J’expédiai mon morceau avec un héroïsme digne du célèbre Ragotin en voyage, à l’exception du pourpoint doublé d’affiches, et des croûtes de pain, détrempées dans une {p. 19}fontaine. Un petit vin, plus vert que la couleur de l’espérance, et que le propriétaire m’assura être d’un coteau estimé de Meudon, accompagna, non sans quelques grimaces au passage, l’unique plat qui fut à la fois l’entrée, le rôt, l’entremet et le dessert. Je l’avouerai, j’ai souvent mangé à la table des grands, mais jamais d’aussi bon cœur ; le proverbe qui dit : faites de nécessité vertu, n’est pas exact ; j’aimerais mieux, répugnance et scrupule cèdent à la nécessité.
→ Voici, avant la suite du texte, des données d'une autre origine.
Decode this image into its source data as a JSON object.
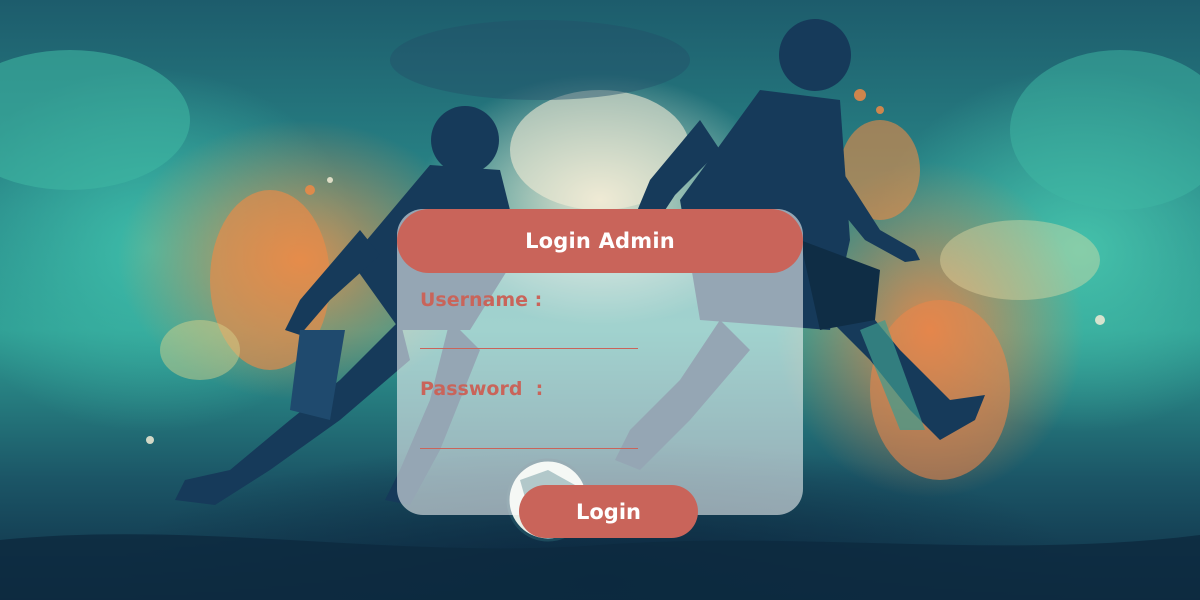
{
  "login": {
    "title": "Login Admin",
    "username_label": "Username :",
    "username_value": "",
    "password_label": "Password  :",
    "password_value": "",
    "submit_label": "Login"
  },
  "theme": {
    "accent": "#c9645a",
    "card_bg": "rgba(255,255,255,0.55)"
  },
  "background": {
    "description_icon": "soccer-players-illustration"
  }
}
Pénétré de ce grand principe, et tout en brodant sur ce sujet, j’arrive à ce boulevard qu’on a nommé, je ne sais pourquoi, Montparnasse. Je cherchai en vain ce qui pouvait justifier ce titre pompeux ! un ruisseau bourbeux qui, à coup sûr, n’a pu être pris pour l’Hypocrène, une espèce de promontoire pierreux ne peut figurer l’Hélicon. Les personnages qu’on y rencontre sont loin de ressembler aux Muses, et la monture des doctes Sœurs se cache bien, où l’espèce en est fort dégénérée… et s’est multipliée à l’infini.

L’esprit occupé de ce mont, que la fiction des poètes du premier âge a consacré au génie de tous les temps, je repassais dans ma mémoire tous les grands hommes que la reconnaissance des siècles a placés sur la double colline. Je fus arraché à cette idéale félicité par les sons discords d’une trompette d’empirique, qui assemblait les passants autour d’un cabriolet, dans lequel figuraient une jeune femme, couverte de plumes et de diamants, un jeune homme, portant l’habit d’officier de santé (sans épée), et un mauvais bouffon qui, par de misérables lazzis et des fanfares, plus fausses que les grandes protestations de certains amis… servait seul d’orchestre et de valet à cet Esculape de carrefours.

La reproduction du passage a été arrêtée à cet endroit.